4. The average lifespan of an Aedes in nature is two weeks.
5. The mosquito can lay eggs about three times in its lifetime, and about 100 eggs are produced each time.
6. The eggs can lie dormant in dry conditions for up to about nine months, after which they can hatch if exposed to favourable conditions, such as water and food.
Under optimal conditions, the egg of an Aedes mosquito can hatch into a larva in less than a day. The larva then takes about four days to develop into a pupa, from which an adult mosquito will emerge after two days. Three days after the mosquito has bitten a person and taken in blood, it will lay eggs, and the cycle repeats. Source: NEA Singapore.
Before you ask: This mosquito was “terminated” after the 4 seconds photo shoot! It was a male aedes, but terminated anyway!

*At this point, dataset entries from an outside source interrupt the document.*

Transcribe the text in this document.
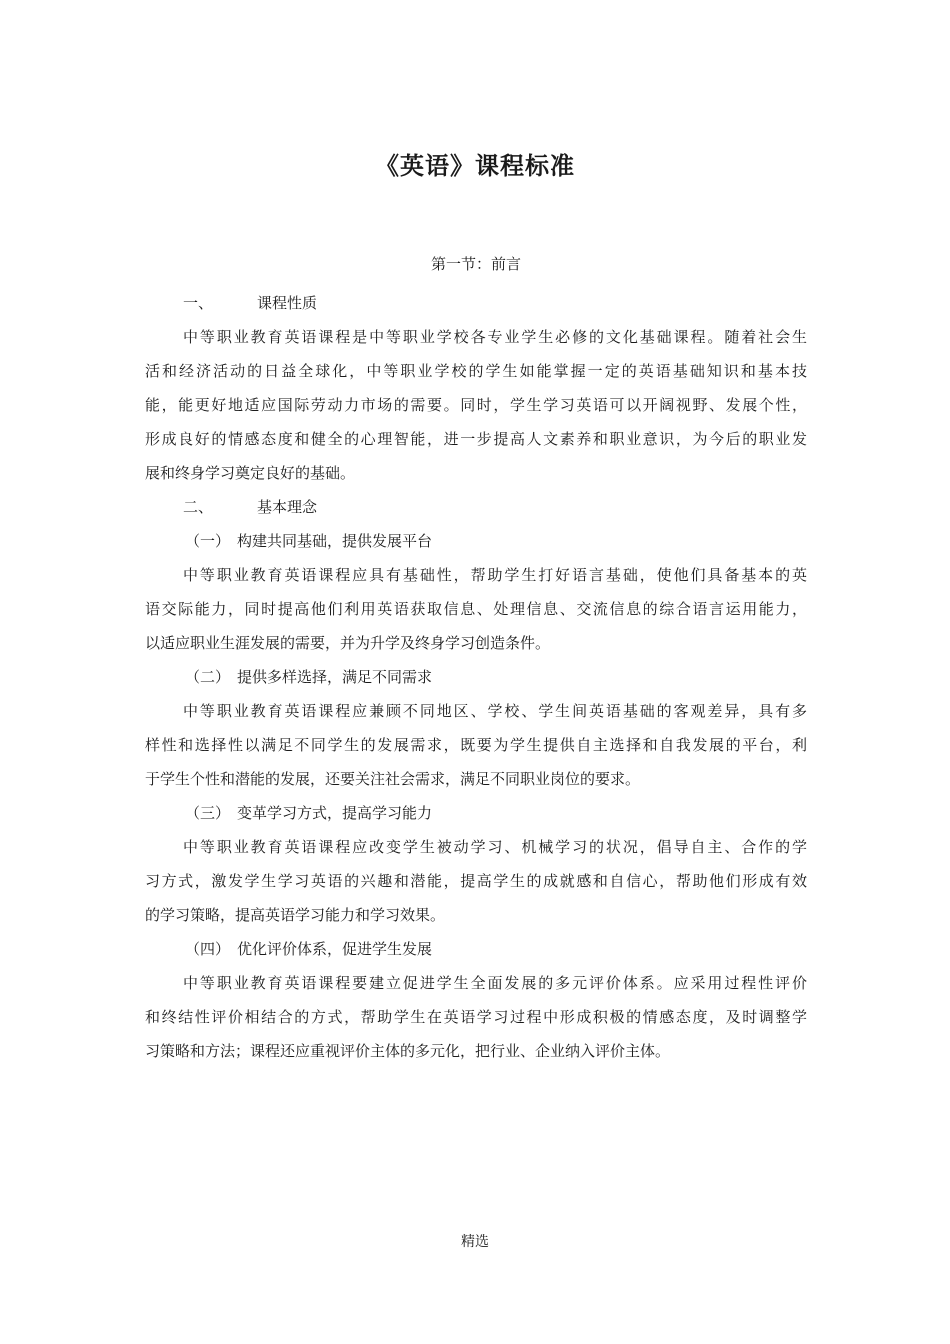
《英语》课程标准
第一节：前言
一、	课程性质
中等职业教育英语课程是中等职业学校各专业学生必修的文化基础课程。随着社会生
活和经济活动的日益全球化，中等职业学校的学生如能掌握一定的英语基础知识和基本技
能，能更好地适应国际劳动力市场的需要。同时，学生学习英语可以开阔视野、发展个性，
形成良好的情感态度和健全的心理智能，进一步提高人文素养和职业意识，为今后的职业发
展和终身学习奠定良好的基础。
二、	基本理念
（一） 构建共同基础，提供发展平台
中等职业教育英语课程应具有基础性，帮助学生打好语言基础，使他们具备基本的英
语交际能力，同时提高他们利用英语获取信息、处理信息、交流信息的综合语言运用能力，
以适应职业生涯发展的需要，并为升学及终身学习创造条件。
（二） 提供多样选择，满足不同需求
中等职业教育英语课程应兼顾不同地区、学校、学生间英语基础的客观差异，具有多
样性和选择性以满足不同学生的发展需求，既要为学生提供自主选择和自我发展的平台，利
于学生个性和潜能的发展，还要关注社会需求，满足不同职业岗位的要求。
（三） 变革学习方式，提高学习能力
中等职业教育英语课程应改变学生被动学习、机械学习的状况，倡导自主、合作的学
习方式，激发学生学习英语的兴趣和潜能，提高学生的成就感和自信心，帮助他们形成有效
的学习策略，提高英语学习能力和学习效果。
（四） 优化评价体系，促进学生发展
中等职业教育英语课程要建立促进学生全面发展的多元评价体系。应采用过程性评价
和终结性评价相结合的方式，帮助学生在英语学习过程中形成积极的情感态度，及时调整学
习策略和方法；课程还应重视评价主体的多元化，把行业、企业纳入评价主体。
精选
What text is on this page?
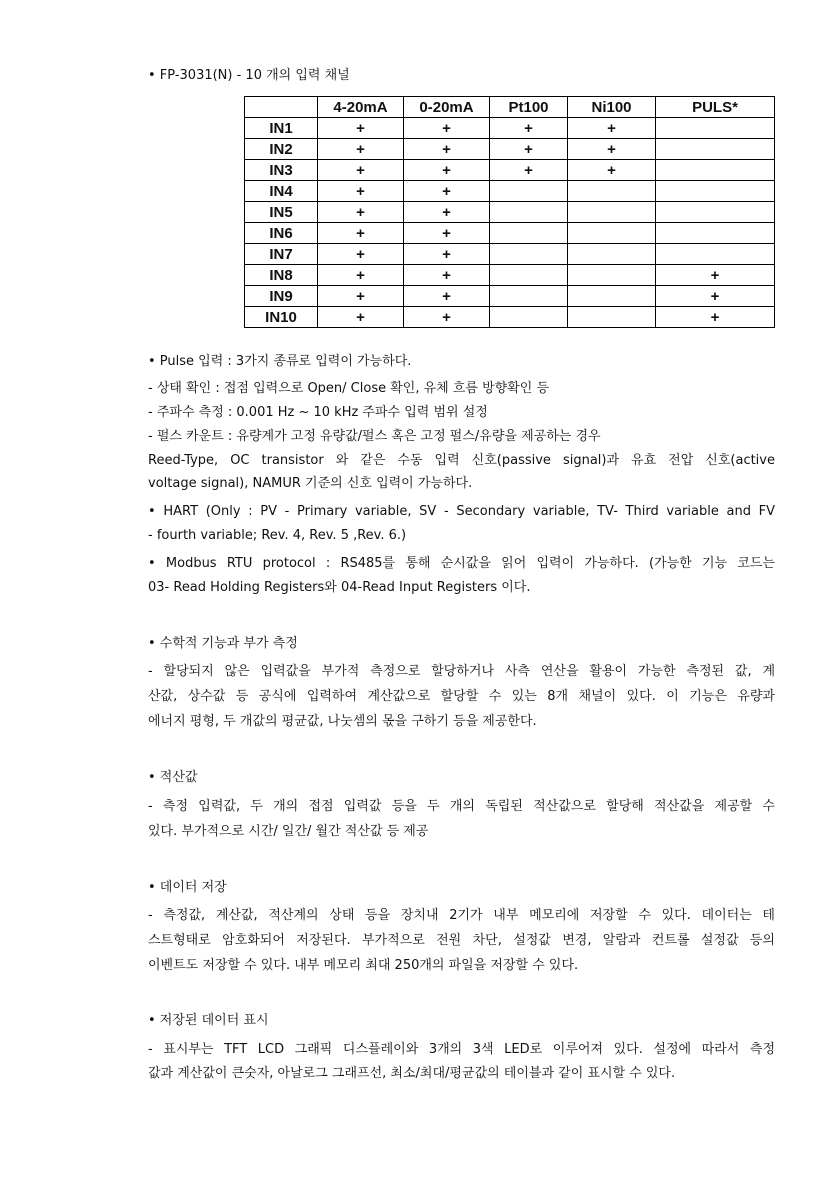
• FP-3031(N) - 10 개의 입력 채널
	4-20mA	0-20mA	Pt100	Ni100	PULS*
IN1	+	+	+	+	
IN2	+	+	+	+	
IN3	+	+	+	+	
IN4	+	+			
IN5	+	+			
IN6	+	+			
IN7	+	+			
IN8	+	+			+
IN9	+	+			+
IN10	+	+			+
• Pulse 입력 : 3가지 종류로 입력이 가능하다.
- 상태 확인 : 접점 입력으로 Open/ Close 확인, 유체 흐름 방향확인 등
- 주파수 측정 : 0.001 Hz ~ 10 kHz 주파수 입력 범위 설정
- 펄스 카운트 : 유량계가 고정 유량값/펄스 혹은 고정 펄스/유량을 제공하는 경우
Reed-Type, OC transistor 와 같은 수동 입력 신호(passive signal)과 유효 전압 신호(active
voltage signal), NAMUR 기준의 신호 입력이 가능하다.
• HART (Only : PV - Primary variable, SV - Secondary variable, TV- Third variable and FV
- fourth variable; Rev. 4, Rev. 5 ,Rev. 6.)
• Modbus RTU protocol : RS485를 통해 순시값을 읽어 입력이 가능하다. (가능한 기능 코드는
03- Read Holding Registers와 04-Read Input Registers 이다.
• 수학적 기능과 부가 측정
- 할당되지 않은 입력값을 부가적 측정으로 할당하거나 사측 연산을 활용이 가능한 측정된 값, 계
산값, 상수값 등 공식에 입력하여 계산값으로 할당할 수 있는 8개 채널이 있다. 이 기능은 유량과
에너지 평형, 두 개값의 평균값, 나눗셈의 몫을 구하기 등을 제공한다.
• 적산값
- 측정 입력값, 두 개의 접점 입력값 등을 두 개의 독립된 적산값으로 할당해 적산값을 제공할 수
있다. 부가적으로 시간/ 일간/ 월간 적산값 등 제공
• 데이터 저장
- 측정값, 계산값, 적산계의 상태 등을 장치내 2기가 내부 메모리에 저장할 수 있다. 데이터는 테
스트형태로 암호화되어 저장된다. 부가적으로 전원 차단, 설정값 변경, 알람과 컨트롤 설정값 등의
이벤트도 저장할 수 있다. 내부 메모리 최대 250개의 파일을 저장할 수 있다.
• 저장된 데이터 표시
- 표시부는 TFT LCD 그래픽 디스플레이와 3개의 3색 LED로 이루어져 있다. 설정에 따라서 측정
값과 계산값이 큰숫자, 아날로그 그래프선, 최소/최대/평균값의 테이블과 같이 표시할 수 있다.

The Blue Dasher. Kent Ridge Park.
Common blue species. male is powdery blue with dark tail tips, sides of the thorax brown.The base of the hindwing has a yellow tint, which separates it from the quite similar Brachydiplax farinosa. The female is brownish-yellow with dark markings along the dorsum of the abdomen. Its wings have a clear hindwing base.
The Leopard butterfly.( On the Red Tree vine, Leea Rubra.) This sun-loving species is not uncommon in Singapore. The fast flying adults are usually found in secondary growth, urban areas, sidewalks, parks and gardens. flying around flowering shrubs taking nectar, and at times several of them can be seen puddling together on damp ground. The restless adults make it rather difficult for photographers to capture them on film. – Butterflies of Singapore.
A herbaceous climber, it has a twining habit and has tendrils to aid in climbing. The leaves are simple, alternately arranged and are oblong in shape. The leaves are tomentose on the underside while minutely pubescent on the upper side of the leaf. The stems are sub-cylindric, bluntly angled and deep-furrowed.
Flowers: The bisexual flowers are borne from the leaf axils and have red sepals and petals. The filaments are pale pink or white at the base, turning purple at the apex.